Who will win the vaccine race?
The Oxford University virus is at an earlier stage than both Pfizer and Moderna and the university have announced that they believe it is unlikely they will start to take it to market until 2021, however, Pfizer – who have now applied for approval from the American Food and Drug Authority – are expecting to start vaccinating people within the next month, likely from mid-December. Moderna too, are likely to bring their product to market before the turn of the year, although the numbers are likely to be low.
Whilst Pfizer are likely to win the race of bringing a drug to market, something they claim was possible due to the company not taking public money and giving their researchers a blank cheque to work on a vaccine, they are unlikely to be the major winners.
The need for -70 degree storage temperatures means that it is likely going to be a logistical challenge to roll out on a large scale, and perhaps will only be used until a more efficient product is brought to market. Although the government have ordered 40 million doses, patients would require two shots of the vaccine to be protected and it is likely that delivery of this many would not be possible until late next year. As such, it may be used in the early stages and then a switch to a less logistically challenging vaccine could be seen.
When will I get a vaccine?
With three potential options on the market in a matter of months, it is likely that by spring or summer 2021, most people will be able to get vaccinated, allowing for people to go back to normal. However, in the short term, there is likely to be prioritisation. Speaking at one of the government’s hasty press conferences, the deputy chief medical officer, Jonathon van Tam, stated that there are a number of potential directions the government could go in for prioritising people.

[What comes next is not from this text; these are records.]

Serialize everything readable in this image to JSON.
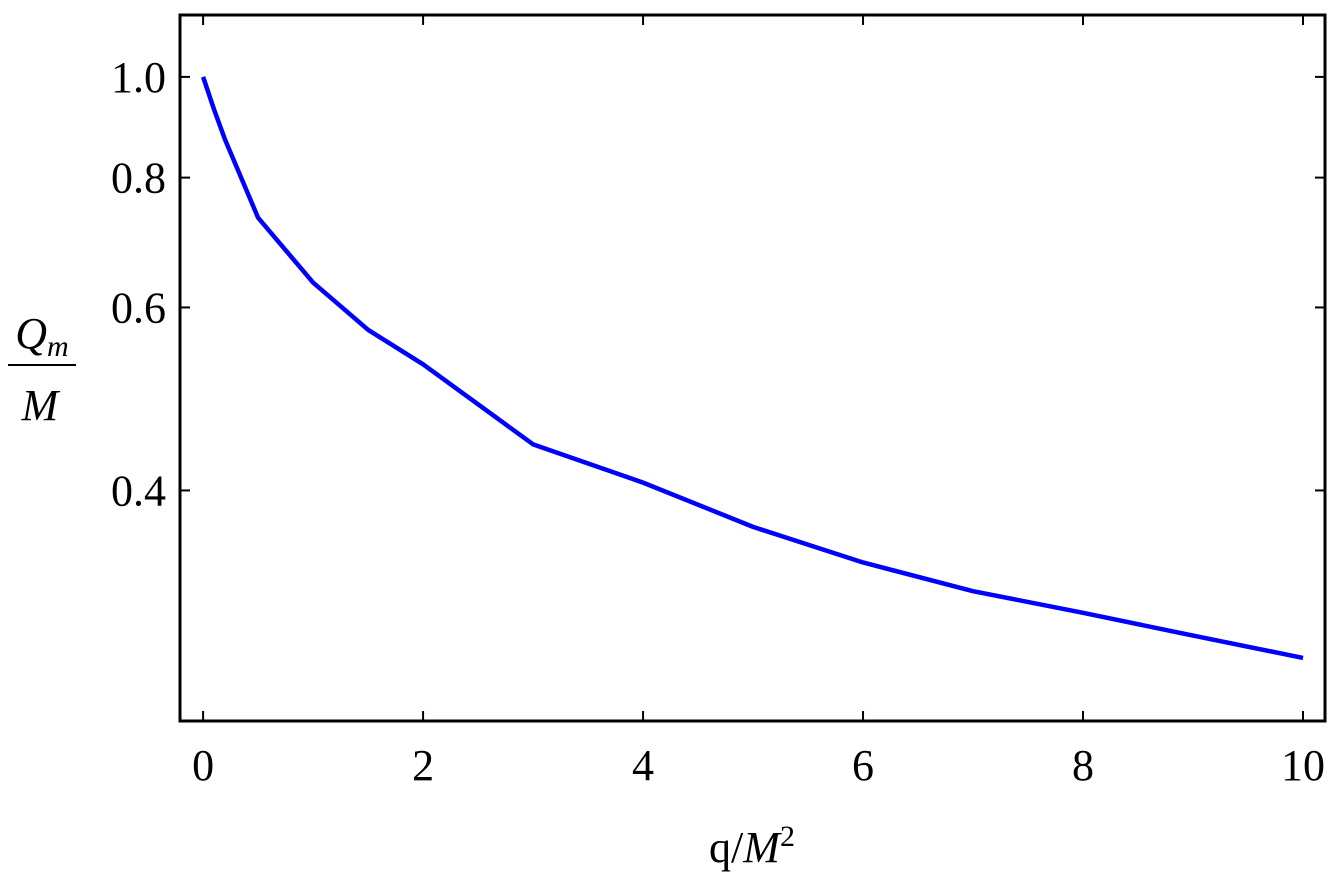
{
  "chart_data": {
    "type": "line",
    "xlabel": [
      "q/",
      "M",
      "2"
    ],
    "ylabel": {
      "numerator": [
        "Q",
        "m"
      ],
      "denominator": "M"
    },
    "x": [
      0,
      0.1,
      0.2,
      0.5,
      1,
      1.5,
      2,
      3,
      4,
      5,
      6,
      7,
      8,
      9,
      10
    ],
    "series": [
      {
        "color": "#0000ff",
        "values": [
          1.0,
          0.93,
          0.87,
          0.732,
          0.634,
          0.571,
          0.529,
          0.443,
          0.407,
          0.369,
          0.341,
          0.32,
          0.305,
          0.29,
          0.276
        ]
      }
    ],
    "xlim": [
      -0.21,
      10.2
    ],
    "xticks": [
      0,
      2,
      4,
      6,
      8,
      10
    ],
    "ylim": [
      0.24,
      1.147
    ],
    "ylog": true,
    "yticks": [
      0.4,
      0.6,
      0.8,
      {
        "value": 1,
        "label": "1.0"
      }
    ]
  }
}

The first is to vaccinate the most vulnerable first. This means elderly people and those with underlying conditions could be vaccinated, helping to get the death rate down and prevent there from being significant fatalities, even if the virus continues to spread. This is something that Matt Hancock suggested is likely to be the initial approach, suggesting that the Pfizer vaccine will be used to protect the most vulnerable when it comes to market in December.
Another approach is to attack the R rate, by vaccinating those who are most likely to spread the virus. This could mean school children, teachers, university students and healthcare workers could be the first in line, as they are all the most likely to be exposed to the virus. This could help to minimise the infection rate which would see the virus spreading less quickly and potentially allow the majority of people to get back to normal as quickly as possible. This is perhaps the most likely approach for the Oxford vaccine when it comes to market, hopefully in early 2021.
Are the vaccines safe?
The easy, and correct, answer to the safety of the vaccines is that they would not be brought to market if they were not. Whilst many have been concerned that the process has been rushed through and that they may therefore be unsafe, the truth is that they have not been rushed.
Without sufficient safety data and testing, they would not receive approval by the independent authorities that govern the use of vaccinations. There is sufficient data, and given the amount of companies working on a vaccine, and the money spent on development, the likelihood is that they will be perhaps even more rigorously tested than usual. Across the world, hundreds of thousands of people have been tested and there is significant data that allows scientists and medical authorities to ensure that they will not only be safe, but allow us to be kept safe from the virus and return to a non-Covid world.